In such an instance as Horn's, the media ubiquitously ignores the fact that the police are, by design, a reactionary force. They investigate committed crimes and cannot actually stop most from happening. In short, they show up to pick up the bodies or console the rape victim. Consequently, the only effective force against the actual committal of crime is the armed citizen. Not vigilantism as some would assert, but the free and autonomous individual defending his own life, family, and property. Just as the founding fathers envisioned from a “just citizenry." Just as Horn did.
Mr. Horn was brought before a Grand Jury, harassed and called a racist by activist, protested by anti-gun advocates, and made out to be a monster. Despite no charges ever having been brought against Horn, the message sent to the citizenry of the U.S. is clear. “Do not defend yourselves, depend on government for your well-being, and hope that the criminal that intends you harm observes your state’s gun laws.”
In fact, the exact opposite bears itself out to be true, as evidenced by the effectiveness of the Washington D.C.’s handgun ban to deter violent crime, or Virginia Tech’s “Zero Tolerance" zone’s effectiveness in deterring that massacre (rather large wink).

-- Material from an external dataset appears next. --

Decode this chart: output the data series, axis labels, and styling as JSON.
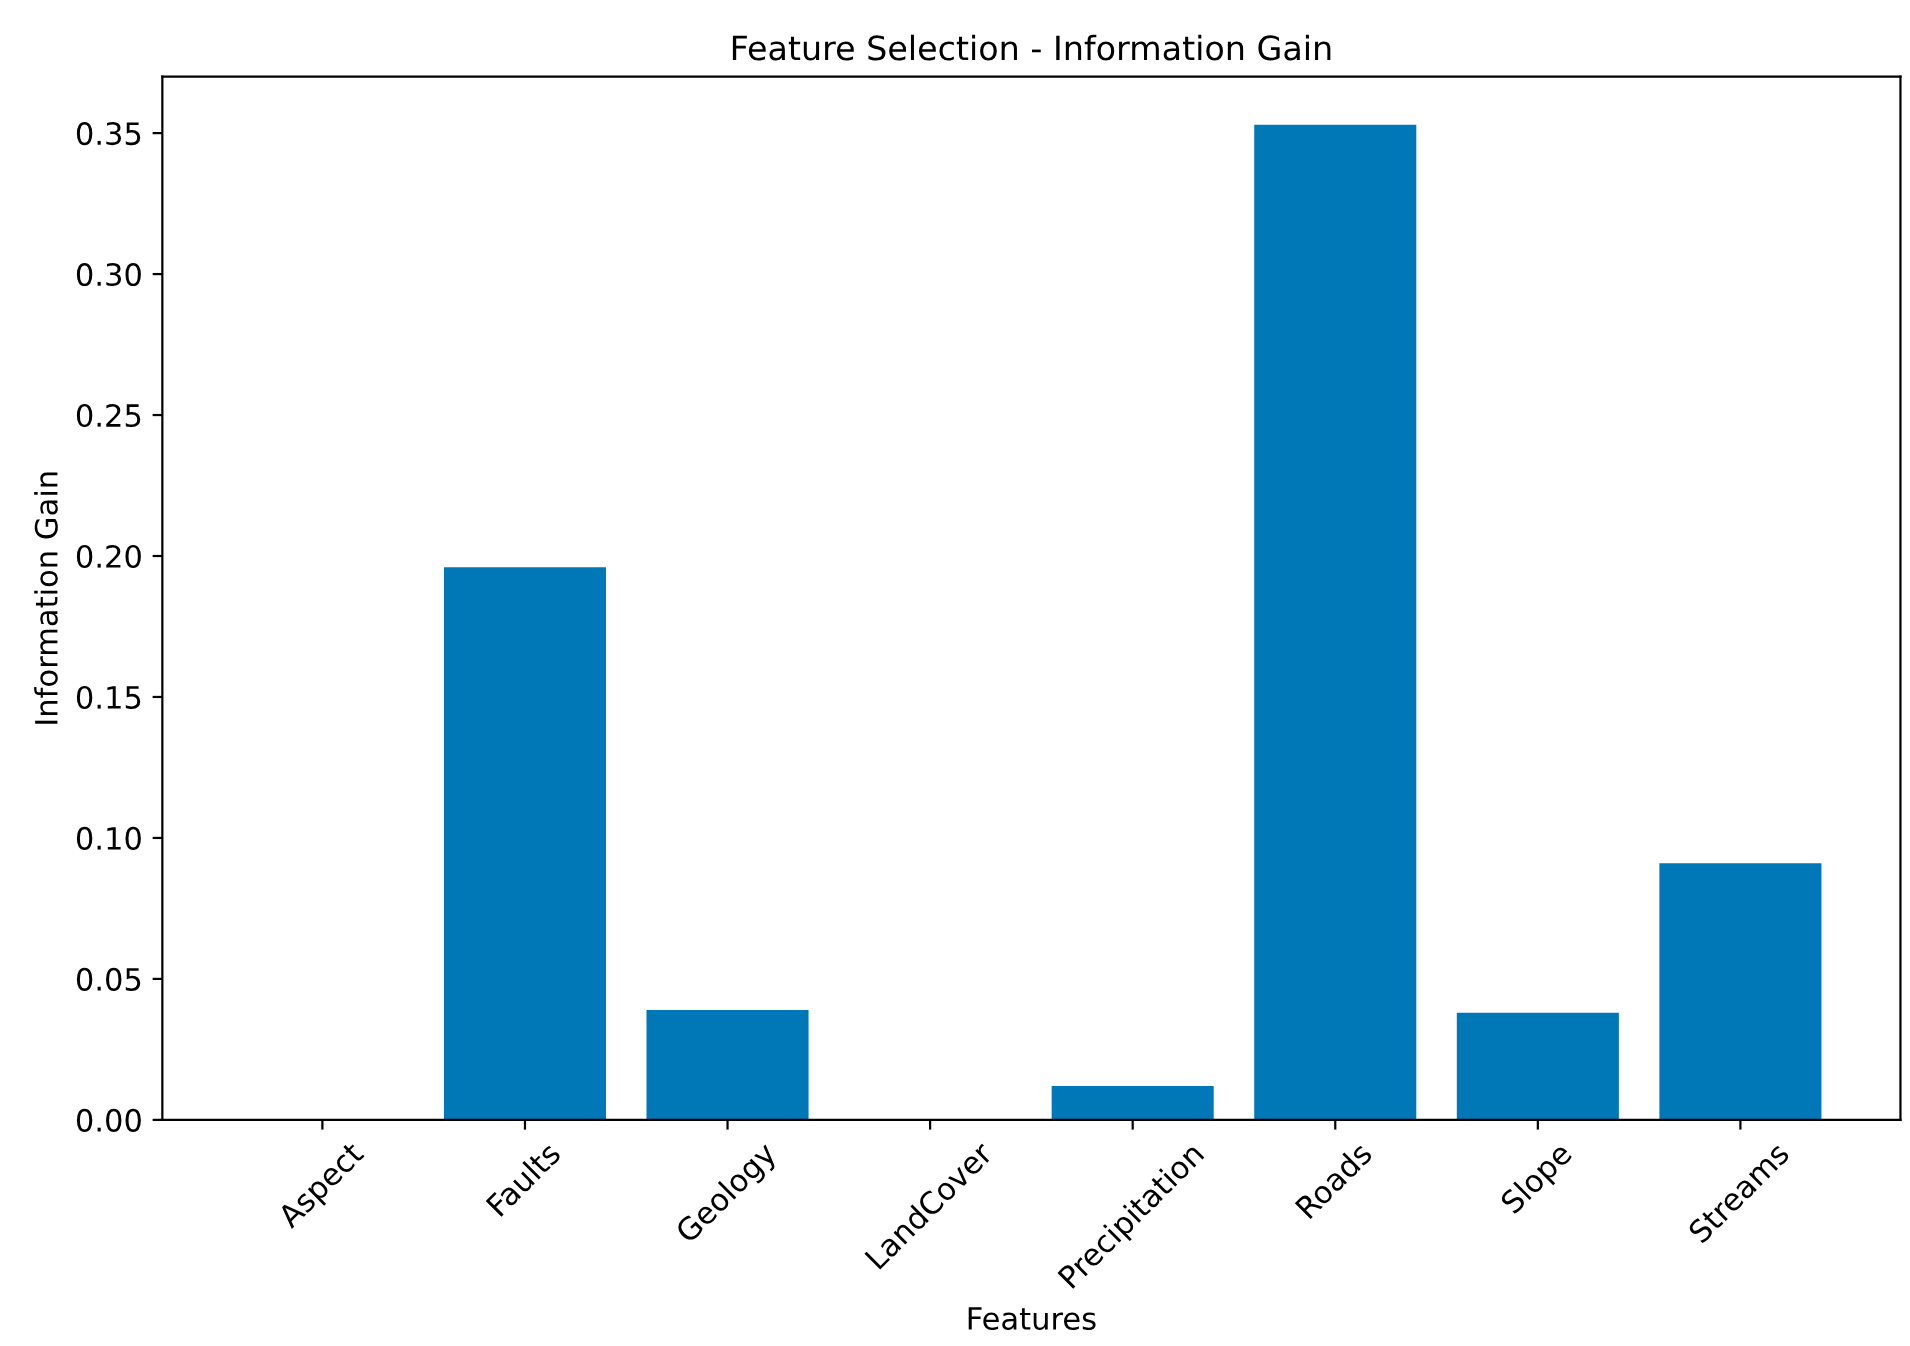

Further, those states that allow their citizens to defend themselves in all instances by allowing open or concealed carry of weapons tend to have far lower instances of violent crime. So, in essence, it is not factual and analytical thought which determines societies perception of firearms and government’s regulation of them, but rather it is simply the specious psychological arguments. Once that conclusion is excepted, one may begin acepting the implications of the fact that the first step toward mind control is the separation of the victim from rational thought.

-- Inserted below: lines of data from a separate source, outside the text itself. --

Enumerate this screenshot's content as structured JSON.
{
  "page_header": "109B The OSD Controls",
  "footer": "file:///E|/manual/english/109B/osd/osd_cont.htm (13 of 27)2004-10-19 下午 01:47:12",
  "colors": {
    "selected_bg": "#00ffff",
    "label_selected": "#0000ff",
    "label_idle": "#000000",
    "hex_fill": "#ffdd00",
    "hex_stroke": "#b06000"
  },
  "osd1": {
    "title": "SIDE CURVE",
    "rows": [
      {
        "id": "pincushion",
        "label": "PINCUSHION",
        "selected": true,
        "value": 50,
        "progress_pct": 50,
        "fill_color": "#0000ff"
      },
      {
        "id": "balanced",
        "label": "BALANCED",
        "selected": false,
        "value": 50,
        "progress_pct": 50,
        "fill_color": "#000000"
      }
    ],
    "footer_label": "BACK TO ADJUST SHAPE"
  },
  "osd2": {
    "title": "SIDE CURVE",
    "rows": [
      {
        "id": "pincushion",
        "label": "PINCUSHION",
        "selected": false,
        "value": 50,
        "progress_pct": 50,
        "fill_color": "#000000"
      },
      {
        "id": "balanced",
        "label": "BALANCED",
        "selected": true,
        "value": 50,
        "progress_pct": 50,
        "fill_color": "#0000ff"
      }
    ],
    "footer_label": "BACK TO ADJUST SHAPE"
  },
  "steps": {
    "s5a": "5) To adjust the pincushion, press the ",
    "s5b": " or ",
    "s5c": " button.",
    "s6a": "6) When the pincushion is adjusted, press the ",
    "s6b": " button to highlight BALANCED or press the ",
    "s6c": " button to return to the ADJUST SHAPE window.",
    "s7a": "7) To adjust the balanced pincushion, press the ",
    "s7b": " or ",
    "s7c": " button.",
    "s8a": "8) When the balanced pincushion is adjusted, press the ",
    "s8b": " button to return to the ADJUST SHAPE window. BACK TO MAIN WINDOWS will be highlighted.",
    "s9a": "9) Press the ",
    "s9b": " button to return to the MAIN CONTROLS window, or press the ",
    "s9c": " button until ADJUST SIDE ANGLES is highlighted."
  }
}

We must insist that the rights given by God and articulated in the United States Constitution are respected. Also, we must stem the incremental degradation of them. We must be vigilant, and open our eyes to these tactics. If nothing else, we must refuse to be the generation who gave away what so many died to keep, our freedom. Vote, campaign, write letters to the editor, protest, and refuse to let our God-given rights be lost in a sea of apathy.